Kristian Rouz – The German economy gained momentum in the first quarter of the year, driven by foreign trade, as well as domestic consumption and investment, hitting a one-year high. The boom in construction, along with higher spending from the federal and state governments, also contributed to quicker growth, brightening the economic outlook for the entire eurozone.
The German economy expanded by 0.6 percent in 1Q17 compared to s 0.4 percent growth in the previous quarter, according to the data released by the Federal Statistics Office, meaning Europe’s powerhouse is currently running full steam, driving higher inflation and brightening the economic outlook in the eurozone. The Q1 expansion was the quickest in a year, whilst German business sentiment increases to its six-year high this month, suggesting the current quarter’s pace of expansion could exceed the last quarter’s reading.
Year-on-year, the German economy grew by 2.4 percent in Q1, outperforming the US and several other advanced economies.
“This is a very bright picture of the German economy,” Jens Kramer of Hannover-based Norddeutsche Landesbank said. “Growth is healthy because consumer spending is strong and investments are strong while trade continues to contribute to the expansion.”
Private consumption gained 0.3 percent in 1Q17 compared to 0.2 percent the previous quarter, whilst equipment investment broke into positive territory gaining 1.2 percent compared to —0.1 percent in 4Q16. Construction also accelerated to a 2.3 percent gain in Q1 from the 0.8 percent increase the previous quarter.
“If this development continues on a sustained basis, monetary policy normalisation will also near,” Jens Weidmann of Deutsche Bundesbank said.

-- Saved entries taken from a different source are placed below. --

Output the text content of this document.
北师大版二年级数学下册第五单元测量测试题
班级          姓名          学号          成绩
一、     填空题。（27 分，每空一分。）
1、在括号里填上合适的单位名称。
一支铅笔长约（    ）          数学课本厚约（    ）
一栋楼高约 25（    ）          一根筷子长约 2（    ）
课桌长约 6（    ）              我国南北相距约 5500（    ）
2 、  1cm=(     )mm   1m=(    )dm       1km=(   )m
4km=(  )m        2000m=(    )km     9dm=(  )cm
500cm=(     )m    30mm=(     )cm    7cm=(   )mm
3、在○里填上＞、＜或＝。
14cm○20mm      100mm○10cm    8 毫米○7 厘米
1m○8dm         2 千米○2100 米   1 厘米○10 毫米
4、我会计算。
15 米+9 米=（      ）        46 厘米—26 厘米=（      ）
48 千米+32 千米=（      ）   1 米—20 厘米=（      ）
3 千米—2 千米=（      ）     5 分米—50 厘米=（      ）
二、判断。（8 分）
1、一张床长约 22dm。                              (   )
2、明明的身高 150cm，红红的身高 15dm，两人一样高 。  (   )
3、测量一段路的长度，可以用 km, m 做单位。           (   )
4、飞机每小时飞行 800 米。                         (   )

The eurozone’s monetary policies currently include roughly 2 trillion euros of private debt purchases at a pace of 60 billion euros per month. Before April, the ECB was buying 90 billion euros worth of private bonds monthly, but now that economic growth has improved, further cuts in monthly asset purchases are expected, with the overall stimulus being gradually removed. Interest rates, currently at zero and —0.1 percent interest on deposits, are also poised to go up as eurozone inflation nears the ECB’s 2 percent target.
“This is the first small step towards the exit, but the exit will not be rushed,” Marco Valli of Milan-based bank UniCredit SpA said. “All seems to suggest that by the end of next year, QE (quantitative easing, the ECB’s monthly asset purchases) should be over.”
The Bundesbank said on Monday that they expect the German economy to further accelerate in the current quarter due to the ongoing increases in overseas shipments and improvements in domestic consumer demand. A gradually tightening labor market drives the gains in consumer sentiment, but the main indicator in focus is business investment, which might contribute the most to the Q2 GDP expansion.
"The economic upswing has become more broad-based," Thomas Gitzel of VP Bank said. "Hopes are growing that this will become a self-reinforcing boom."
Most of the Q1 improvement in domestic investment was driven by the private sector of the economy, providing enough grounds to assume its self-sustainability, but also suggesting a higher degree of volatility in this segment. The German government has long been criticized for its lack of effort to contribute to domestic investment.
As of May, domestic demand has posted further improvements, whilst sectors such as manufacturing and construction require more hard data to come out. According to Ifo Institute’s preliminary estimates, German business sentiment has improved to 113.1 in May, its six-year high, from 112.9 the previous month.